A
quasi 12 anni di stanza dal suo ultimo lavoro, quel
Dellamorte Dellamore così
originale e controverso, Michele Soavi torna al cinema e ci tiene a farlo
notare. Sin dalle prime battute si capisce che non ci si trova di fronte ad
una messinscena piatta che si limita a mostrare; l’obiettivo del regista
milanese è quello di “raccontare” ed intende farlo alla sua maniera.

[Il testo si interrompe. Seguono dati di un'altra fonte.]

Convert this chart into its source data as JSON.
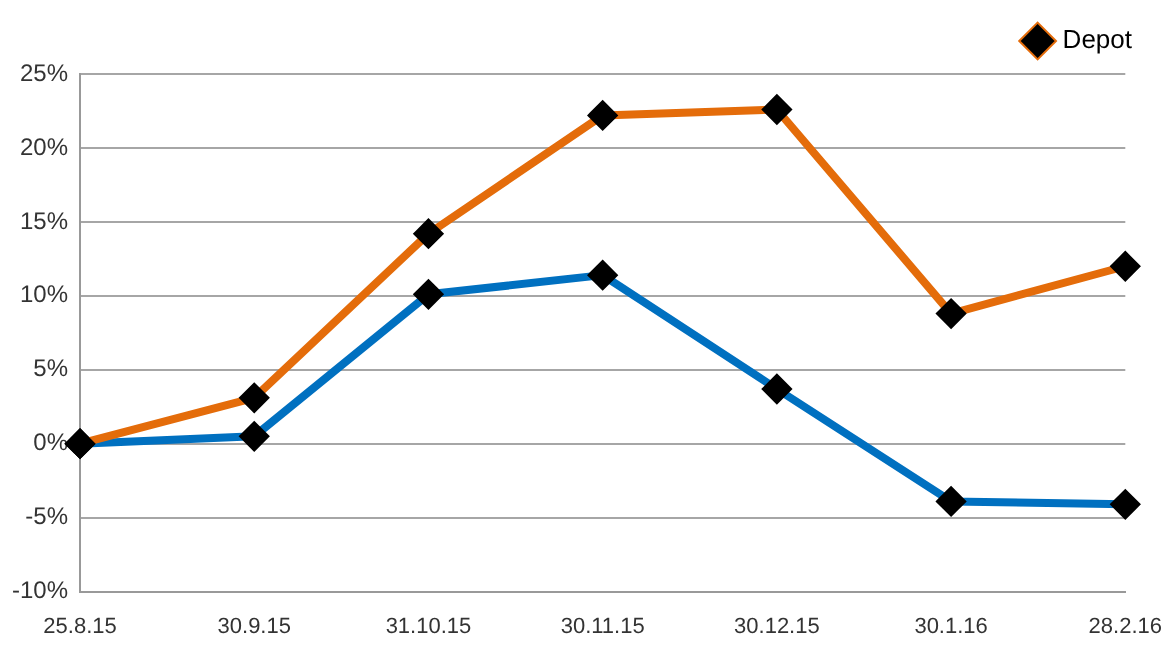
{
  "chart_data": {
    "type": "line",
    "categories": [
      "25.8.15",
      "30.9.15",
      "31.10.15",
      "30.11.15",
      "30.12.15",
      "30.1.16",
      "28.2.16"
    ],
    "series": [
      {
        "name": "Depot",
        "color": "#e46c0a",
        "values": [
          0,
          3.1,
          14.2,
          22.2,
          22.6,
          8.8,
          12.0
        ]
      },
      {
        "color": "#0070c0",
        "values": [
          0,
          0.5,
          10.1,
          11.4,
          3.7,
          -3.9,
          -4.1
        ]
      }
    ],
    "ylim": [
      -10,
      25
    ],
    "yticks": [
      {
        "value": -10,
        "label": "-10%"
      },
      {
        "value": -5,
        "label": "-5%"
      },
      {
        "value": 0,
        "label": "0%"
      },
      {
        "value": 5,
        "label": "5%"
      },
      {
        "value": 10,
        "label": "10%"
      },
      {
        "value": 15,
        "label": "15%"
      },
      {
        "value": 20,
        "label": "20%"
      },
      {
        "value": 25,
        "label": "25%"
      }
    ],
    "grid": "y",
    "legend": "top right",
    "marker": "diamond",
    "line_style": "solid"
  }
}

La storia è quella di Giorgio, un ex terrorista fuggito in Sudamerica per
evitare l’ergastolo. Dopo la caduta del muro di Berlino questi decide di
rientrare in Italia e si mette in contatto con l’Organizzazione perché lo
aiuti nella revisione del processo e lo faccia scagionare. A mettergli i
bastoni tra le ruote ecco però il vicequestore della Digos Anedda, uno
corrotto fino all’osso che lo ricatta perché faccia i nomi dei suoi
compagni. Uscito dopo solo due anni di galera, Giorgio inizia a rifarsi una
vita ed entra in affari con un ex compagno di carcere proprietario di un
locale a luci rosse. è qui
che conoscerà Flora, una bella quarantenne da cui avrà il corpo ma mai il
cuore. Presto però Anedda tornerà nella sua vita per proporgli un colpo che
gli permetterà di diventare milionario ed iniziare a rifarsi una reputazione
in una cittadina del Nord Est dove comincerà a fare progetti di matrimonio
con Roberta, una ragazza ingenua e per bene. Il passato però sembra essere
una macchia indelebile e presto o tardi tornerà a presentare il conto.
Arrivederci amore ciao è un film violento, insofferente, sensuale e
disinibito. Un film che non ha paura di mostrare con accuratezza quasi
maniacale anche i particolari apparentemente più insignificanti o scabrosi,
a volte eccedendo in questo. Alcune sequenze risultano ai limiti del
grottesco, è vero, ma resta il fatto che Soavi esibisce una quantità di
soluzioni narrative davvero notevoli. La parte finale, un po’ troppo fiacca
e forzata, non rovina però quello che rimane un poliziesco di denuncia come
non se ne vedevano da anni.
L’approccio alla messa in scena del regista è profondamente influenzato
dagli anni passati come aiuto regista alla corte di Argento e Bava: primi
piani, particolare, figure intere ed un larghissimo uso della macchina a
mano ne sono una prova evidente. A volte sembra di essere tornati ai film di
genere degli anni Settanta, che Soavi conosce molto bene e a cui tributa
diverse citazioni mai fuori luogo. Probabilmente la fotografia e le luci
psichedeliche dai toni molto accesi che troviamo nella prima parte,
contribuiscono a conferire alla pellicola questo marcato tratto retrò.
Gli attori, a partire da una Isabella Ferrari quantomai intensa e
passionale, se la cavano a meraviglia: Alessio Boni si cala perfettamente
nei panni del killer freddo e riflessivo laddove Michele Placido riesce in
parte a dare spessore ad un personaggio forse troppo stereotipato, anche se
l’accento sardo non è decisamente il suo forte.
Le musiche, che spaziano dai ritmi rock dei Deep Purple alla bellissima
canzone di Paolo Conte cantata dalla Caselli che da il titolo alla
pellicola, fanno da sfondo perfetto alla vicenda e si innestano
magistralmente nel racconto sottolineandone i cambiamenti di registro.
Qualcuno ha parlato di eccessiva violenza troppo fine a sé stessa, ma la
violenza non è forse di per sé fine a sé stessa? Io credo si tratti
semplicemente del film italiano che più di tutti, negli ultimi tempi, si
avvicina al genere pulp - tanto di moda oltreoceano - per la sua cattiveria,
per la messa in scena e, sì, anche per i suoi eccessi.